7 habits to practice mindful eating
- Put down your phone. Make mealtimes a no-electronics zone. Put your phone away, turn off the TV, and pay attention to the food you’re eating—even if it feels awkward at first. Use mealtimes to spend quality time with yourself or your friends and family.
- Make mealtime a ritual. Cooking, setting the table, offering gratitude for the food, pouring the water or wine, cleaning the table—when done with awareness, this routine can become a pleasurable ritual. Use a fancy bowl, make a dinnertime playlist, or set a place even if it’s only you, and make dinnertime into something special.
- Put your fork down between bites. It may feel uncomfortable at first, but putting your fork down slows your eating and lets you focus on one bite at a time, instead of turning mealtime into a plate-to-mouth conveyor belt.
- Spend time focusing on your senses. As you eat, use meditation techniques to slowly cycle through each of your senses, noticing what you’re seeing, hearing, feeling, smelling, and tasting.
- Make mealtime fun with new recipes. Turn on your favorite tunes and make mealtime into a party with new ingredients and foreign recipes that will surprise and delight your taste buds.
- Read the ingredients list. Know what you’re really eating—use mindfulness to evaluate what’s actually in your pantry and make smart choices.
- Snack mindfully. Instead of throwing a handful of trail mix into your mouth, first evaluate whether you’re really hungry, or whether you actually might be bored, thirsty, sad, tired, or upset.
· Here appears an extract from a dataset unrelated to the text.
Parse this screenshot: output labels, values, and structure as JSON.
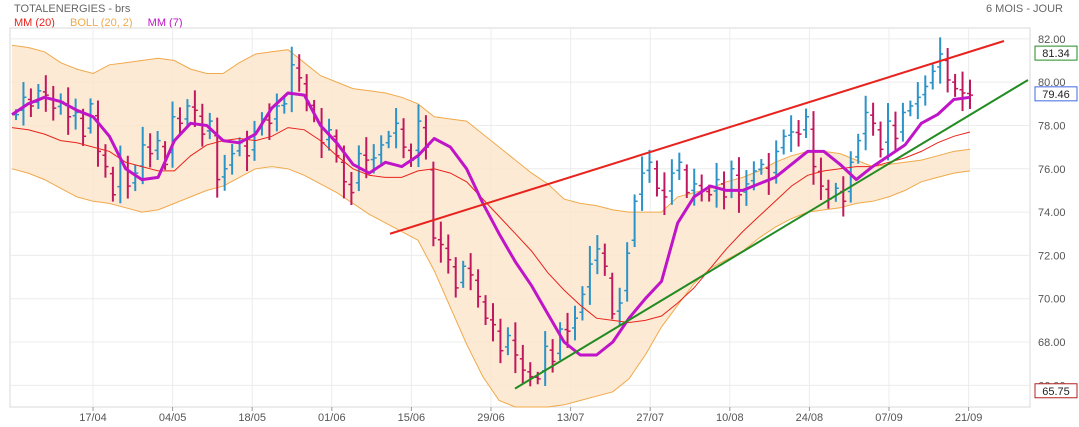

If you are actually hungry, eat your snack one piece at a time, whether it’s almonds or popcorn or fruit, paying attention to each bite.
Meditation isn’t just something you do after yoga or at the end of a stressful day—it’s a practice you can incorporate in small ways into your daily eating habits, for big health benefits. Instead of hopping on to the next fad diet train, give mindful eating a go, for better health, more pleasure, and greater awareness.